The prospect of a delay is generating frustration among supporters, who felt emboldened by a summer in which conservative opposition in House ­districts largely fizzled and immigrant groups seized the chance to lobby lawmakers on their home turf.

"We believe they can walk and chew gum at the same time," said Eliseo Medina, who leads the immigration campaign for the Service Employees International Union, referring to members of Congress. "The more they delay, the worse it will be for them."

August lobbying

Immigration groups organized hundreds of visits throughout August to congressional offices, town hall meetings, vigils, marches and rallies, creating a constant buzz in the districts of many House lawmakers, particularly Republicans. On Wednesday, advocates delivered 600,000 petitions to the West Chester, Ohio, offices of House Speaker John Boehner the old-fashioned way, in dozens of stacks of signed papers. On Sunday, Catholic priests around the country preached for a comprehensive immigration overhaul.

At a mass devoted to immigration in Cincinnati, a mix of Catholics, including immigrants from Mexico and Central America and African-Americans, prayed for Congress to act.

"Families in our communities are being ripped apart by deportations, and the system is in chaos," said Tony Stieritz, director of Catholic Social Action for the Cincinnati archdiocese, who helped organize the mass. "A vote for delay is a vote for crisis and disorder in the current system."

Jos Cabrera, 18, a high school senior from Mexico who spoke at the mass, said immigrant groups in Ohio expected to see legislation this year, adding that he and other students compared their activities to the civil rights march on Washington, recently celebrated on its 50th anniversary.

"We know this is the year," said Cabrera, who came here illegally when he was 4 and was recently granted a deportation deferral by the Obama administration. "I have put as much effort in as I can and even more.
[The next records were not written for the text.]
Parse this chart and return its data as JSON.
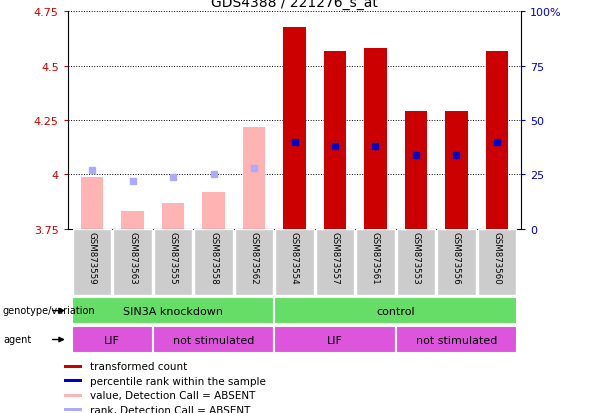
{
  "title": "GDS4388 / 221276_s_at",
  "samples": [
    "GSM873559",
    "GSM873563",
    "GSM873555",
    "GSM873558",
    "GSM873562",
    "GSM873554",
    "GSM873557",
    "GSM873561",
    "GSM873553",
    "GSM873556",
    "GSM873560"
  ],
  "transformed_count": [
    3.99,
    3.83,
    3.87,
    3.92,
    4.22,
    4.68,
    4.57,
    4.58,
    4.29,
    4.29,
    4.57
  ],
  "percentile_rank": [
    27,
    22,
    24,
    25,
    28,
    40,
    38,
    38,
    34,
    34,
    40
  ],
  "detection_call_absent": [
    true,
    true,
    true,
    true,
    true,
    false,
    false,
    false,
    false,
    false,
    false
  ],
  "ylim_left": [
    3.75,
    4.75
  ],
  "ylim_right": [
    0,
    100
  ],
  "yticks_left": [
    3.75,
    4.0,
    4.25,
    4.5,
    4.75
  ],
  "yticks_right": [
    0,
    25,
    50,
    75,
    100
  ],
  "ytick_labels_left": [
    "3.75",
    "4",
    "4.25",
    "4.5",
    "4.75"
  ],
  "ytick_labels_right": [
    "0",
    "25",
    "50",
    "75",
    "100%"
  ],
  "bar_bottom": 3.75,
  "color_red": "#cc0000",
  "color_pink": "#ffb3b3",
  "color_blue": "#0000cc",
  "color_lightblue": "#aaaaff",
  "color_green": "#66dd66",
  "color_magenta": "#dd55dd",
  "color_grey": "#cccccc",
  "genotype_groups": [
    {
      "label": "SIN3A knockdown",
      "start": 0,
      "end": 5
    },
    {
      "label": "control",
      "start": 5,
      "end": 11
    }
  ],
  "agent_groups": [
    {
      "label": "LIF",
      "start": 0,
      "end": 2
    },
    {
      "label": "not stimulated",
      "start": 2,
      "end": 5
    },
    {
      "label": "LIF",
      "start": 5,
      "end": 8
    },
    {
      "label": "not stimulated",
      "start": 8,
      "end": 11
    }
  ],
  "legend_items": [
    {
      "label": "transformed count",
      "color": "#cc0000"
    },
    {
      "label": "percentile rank within the sample",
      "color": "#0000cc"
    },
    {
      "label": "value, Detection Call = ABSENT",
      "color": "#ffb3b3"
    },
    {
      "label": "rank, Detection Call = ABSENT",
      "color": "#aaaaff"
    }
  ]
}
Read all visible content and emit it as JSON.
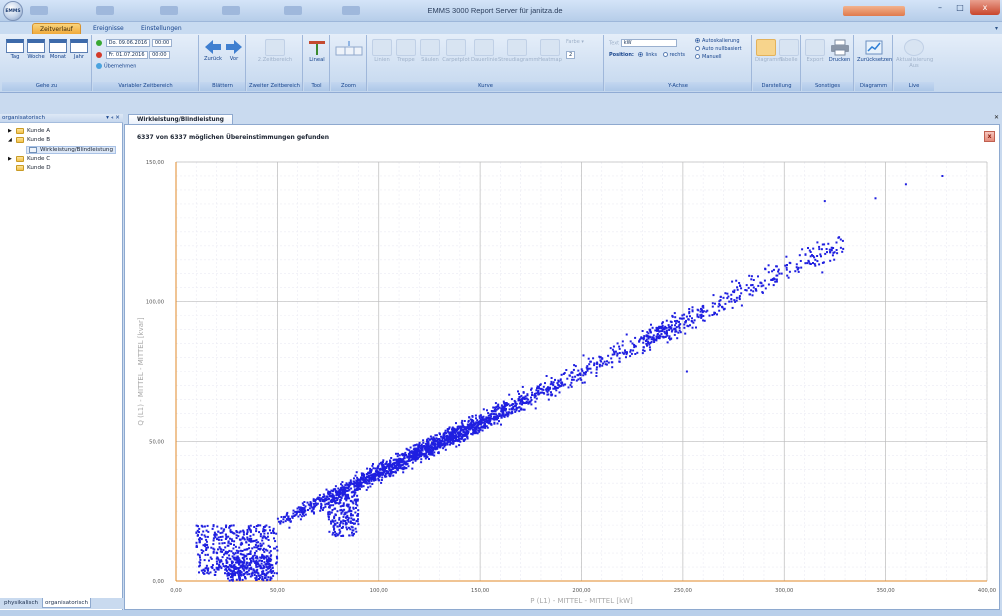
{
  "app": {
    "title": "EMMS 3000 Report Server für janitza.de",
    "logo_text": "EMMS",
    "window_buttons": {
      "minimize": "–",
      "restore": "□",
      "close": "x"
    }
  },
  "ribbon_tabs": [
    "Zeitverlauf",
    "Ereignisse",
    "Einstellungen"
  ],
  "ribbon_groups": {
    "gehe_zu": {
      "label": "Gehe zu",
      "buttons": [
        "Tag",
        "Woche",
        "Monat",
        "Jahr"
      ]
    },
    "variabler_zeitbereich": {
      "label": "Variabler Zeitbereich",
      "start_date": "Do. 09.06.2016",
      "start_time": "00:00",
      "end_date": "Fr. 01.07.2016",
      "end_time": "00:00",
      "apply": "Übernehmen"
    },
    "blaettern": {
      "label": "Blättern",
      "buttons": [
        "Zurück",
        "Vor"
      ]
    },
    "zweiter_zeitbereich": {
      "label": "Zweiter Zeitbereich",
      "buttons": [
        "2.Zeitbereich"
      ]
    },
    "tool": {
      "label": "Tool",
      "buttons": [
        "Lineal"
      ]
    },
    "zoom": {
      "label": "Zoom"
    },
    "kurve": {
      "label": "Kurve",
      "buttons": [
        "Linien",
        "Treppe",
        "Säulen",
        "Carpetplot",
        "Dauerlinie",
        "Streudiagramm",
        "Heatmap"
      ],
      "farbe_label": "Farbe",
      "line_width": "2"
    },
    "y_achse": {
      "label": "Y-Achse",
      "unit_label": "Text",
      "unit_value": "kW",
      "position_label": "Position:",
      "position_options": [
        "links",
        "rechts"
      ],
      "scale_options": [
        "Autoskalierung",
        "Auto nullbasiert",
        "Manuell"
      ]
    },
    "darstellung": {
      "label": "Darstellung",
      "buttons": [
        "Diagramm",
        "Tabelle"
      ]
    },
    "sonstiges": {
      "label": "Sonstiges",
      "buttons": [
        "Export",
        "Drucken"
      ]
    },
    "diagramm": {
      "label": "Diagramm",
      "buttons": [
        "Zurücksetzen"
      ]
    },
    "live": {
      "label": "Live",
      "buttons": [
        "Aktualisierung"
      ],
      "sub": "Aus"
    }
  },
  "left_panel": {
    "title": "organisatorisch",
    "header_icons": "▾ ⫞ ✕",
    "tree": [
      {
        "label": "Kunde A",
        "expander": "▶"
      },
      {
        "label": "Kunde B",
        "expander": "◢"
      },
      {
        "label": "Wirkleistung/Blindleistung",
        "expander": ""
      },
      {
        "label": "Kunde C",
        "expander": "▶"
      },
      {
        "label": "Kunde D",
        "expander": ""
      }
    ],
    "bottom_tabs": [
      "physikalisch",
      "organisatorisch"
    ]
  },
  "document": {
    "tab_label": "Wirkleistung/Blindleistung",
    "close_glyph": "✕",
    "match_text": "6337 von 6337 möglichen Übereinstimmungen gefunden",
    "close_button": "x"
  },
  "chart_data": {
    "type": "scatter",
    "title": "",
    "xlabel": "P (L1) - MITTEL - MITTEL [kW]",
    "ylabel": "Q (L1) - MITTEL - MITTEL [kvar]",
    "xlim": [
      0,
      400
    ],
    "ylim": [
      0,
      150
    ],
    "x_ticks": [
      "0,00",
      "50,00",
      "100,00",
      "150,00",
      "200,00",
      "250,00",
      "300,00",
      "350,00",
      "400,00"
    ],
    "y_ticks": [
      "0,00",
      "50,00",
      "100,00",
      "150,00"
    ],
    "grid": true,
    "point_color": "#1f1fe0",
    "point_count": 6337,
    "trend": {
      "x_start": 5,
      "y_start": 4.5,
      "slope": 0.36
    },
    "clusters": [
      {
        "x_range": [
          10,
          50
        ],
        "y_range": [
          2,
          20
        ],
        "density": "high"
      },
      {
        "x_range": [
          25,
          48
        ],
        "y_range": [
          0,
          9
        ],
        "density": "medium"
      },
      {
        "x_range": [
          75,
          90
        ],
        "y_range": [
          16,
          32
        ],
        "density": "medium"
      }
    ],
    "outliers": [
      {
        "x": 360,
        "y": 142
      },
      {
        "x": 378,
        "y": 145
      },
      {
        "x": 345,
        "y": 137
      },
      {
        "x": 320,
        "y": 136
      },
      {
        "x": 252,
        "y": 75
      }
    ]
  }
}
If they just keep pushing it back and back, a lot of activists will be very frustrated."

Anger intensifies

The gulf between the expectations of advocates and the reality they face in Washington is widening every day. As they feel momentum slipping away, their anger is likely to intensify this fall.

And time is not on their side. In June, the Senate passed a bipartisan plan to overhaul border security and grant illegal immigrants a chance to earn citizenship. If the House does not take up the immigration issue until 2014, members will face the prospect of voting on a highly contentious issue in the middle of a congressional election year.

Republican primaries begin in the spring of 2014, and many lawmakers may be reluctant to overhaul the immigration system just before facing their conservative constituents. If Congress does not complete action in early 2014, congressional aides said the issue could be delayed until after the elections in November 2014.

But leaders of groups supporting an immigration changes say they do not plan to let up. The organizations plan rallies in at least 40 cities on Oct. 5 followed by a march and rally in Washington on Oct. 8.